During those nine years on the road for the Featherloom Skirt Company Emma McChesney had picked up a side line or two on human nature.

She was not surprised to see the fat man in brown and the thin man in black leap out of the ‘bus and into the hotel before she had had time to straighten her hat after the wheels had bumped up against the curbing. By the time she reached the desk the two were disappearing in the wake of a bell-boy.

The sartorial triumph behind the desk, languidly read her signature upside down, took a disinterested look at her, and yelled:

“Front! Show the lady up to nineteen.”

Emma McChesney took three steps in the direction of the stairway toward which the boy was headed with her bags. Then she stopped.

“Wait a minute, boy,” she said, pleasantly enough; and walked back to the desk. She eyed the clerk, a half-smile on her lips, one arm, in its neat tailored sleeve, resting on the marble, while her right forefinger, trimly gloved, tapped an imperative little tattoo. (Perhaps you think that last descriptive sentence is as unnecessary as it is garbled. But don’t you get a little picture of her–trim, taut, tailored, mannish-booted, flat-heeled, linen-collared, sailor-hatted?)

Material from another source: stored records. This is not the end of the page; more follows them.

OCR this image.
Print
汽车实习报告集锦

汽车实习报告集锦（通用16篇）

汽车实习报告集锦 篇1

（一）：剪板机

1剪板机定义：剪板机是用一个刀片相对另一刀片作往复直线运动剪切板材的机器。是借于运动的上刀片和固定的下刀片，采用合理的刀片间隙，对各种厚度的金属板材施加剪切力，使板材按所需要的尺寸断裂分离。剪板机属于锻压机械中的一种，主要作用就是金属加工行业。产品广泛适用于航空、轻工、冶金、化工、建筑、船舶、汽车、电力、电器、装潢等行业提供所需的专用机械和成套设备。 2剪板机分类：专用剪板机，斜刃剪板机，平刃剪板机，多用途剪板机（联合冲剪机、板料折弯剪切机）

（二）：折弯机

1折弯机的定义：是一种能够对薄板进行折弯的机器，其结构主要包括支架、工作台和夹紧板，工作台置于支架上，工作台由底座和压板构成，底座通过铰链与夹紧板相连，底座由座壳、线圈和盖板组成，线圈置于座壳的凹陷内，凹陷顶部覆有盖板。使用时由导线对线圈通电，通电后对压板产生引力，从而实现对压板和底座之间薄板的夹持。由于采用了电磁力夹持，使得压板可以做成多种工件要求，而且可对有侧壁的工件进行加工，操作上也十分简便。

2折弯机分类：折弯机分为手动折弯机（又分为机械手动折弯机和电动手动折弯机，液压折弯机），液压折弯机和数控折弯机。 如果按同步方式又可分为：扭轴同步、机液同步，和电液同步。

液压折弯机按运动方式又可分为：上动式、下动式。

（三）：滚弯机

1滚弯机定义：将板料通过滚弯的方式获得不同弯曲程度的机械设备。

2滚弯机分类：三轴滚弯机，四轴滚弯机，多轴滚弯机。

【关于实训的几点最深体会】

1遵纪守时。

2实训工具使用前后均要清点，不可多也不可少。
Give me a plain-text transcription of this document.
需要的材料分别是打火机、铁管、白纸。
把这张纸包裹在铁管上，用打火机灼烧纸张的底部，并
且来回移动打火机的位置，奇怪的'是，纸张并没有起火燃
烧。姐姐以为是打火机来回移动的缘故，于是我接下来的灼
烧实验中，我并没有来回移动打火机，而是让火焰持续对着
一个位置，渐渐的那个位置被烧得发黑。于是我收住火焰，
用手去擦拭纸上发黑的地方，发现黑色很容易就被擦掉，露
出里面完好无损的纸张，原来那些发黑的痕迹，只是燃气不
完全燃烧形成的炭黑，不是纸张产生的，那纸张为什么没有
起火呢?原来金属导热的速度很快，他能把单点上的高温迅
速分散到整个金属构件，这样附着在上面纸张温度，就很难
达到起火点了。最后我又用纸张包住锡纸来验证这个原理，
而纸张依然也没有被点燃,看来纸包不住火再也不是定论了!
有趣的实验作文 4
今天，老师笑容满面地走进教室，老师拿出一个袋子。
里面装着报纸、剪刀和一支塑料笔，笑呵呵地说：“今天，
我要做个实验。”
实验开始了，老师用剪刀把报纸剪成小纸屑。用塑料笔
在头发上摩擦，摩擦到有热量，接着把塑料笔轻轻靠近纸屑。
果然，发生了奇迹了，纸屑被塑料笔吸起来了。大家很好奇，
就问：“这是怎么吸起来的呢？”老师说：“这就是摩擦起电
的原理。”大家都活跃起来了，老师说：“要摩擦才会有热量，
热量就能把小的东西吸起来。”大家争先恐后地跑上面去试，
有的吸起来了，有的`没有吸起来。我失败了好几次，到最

“You’ve made a mistake, haven’t you?” she inquired.

Mistake?” repeated the clerk, removing his eyes from their loving contemplation of his right thumb-nail. “Guess not.”

“Oh, think it over,” drawled Emma McChesney. “I’ve never seen nineteen, but I can describe it with both eyes shut, and one hand tied behind me. It’s an inside room, isn’t it, over the kitchen, and just next to the water butt where the maids come to draw water for the scrubbing at 5 A.M.? And the boiler room gets in its best bumps for nineteen, and the patent ventilators work just next door, and there’s a pet rat that makes his headquarters in the wall between eighteen and nineteen, and the housekeeper whose room is across the hail is afflicted with a bronchial cough, nights. I’m wise to the brand of welcome that you fellows hand out to us women on the road. This is new territory for me–my first trip West. Think it over. Don’t–er–say, sixty-five strike you as being nearer my size?”

The clerk stared at Emma McChesney, and Emma McChesney coolly stared back at the clerk.

“Our aim,” began he, loftily, “is to make our guests as comfortable as possible on all occasions. But the last lady drummer who–“

“That’s all right,” interrupted Emma McChesney, “but I’m not the kind that steals the towels, and I don’t carry an electric iron with me, either. Also I don’t get chummy with the housekeeper and the dining- room girls half an hour after I move in. Most women drummers are living up to their reputations, but some of us are living ’em down. I’m for revision downward. You haven’t got my number, that’s all.”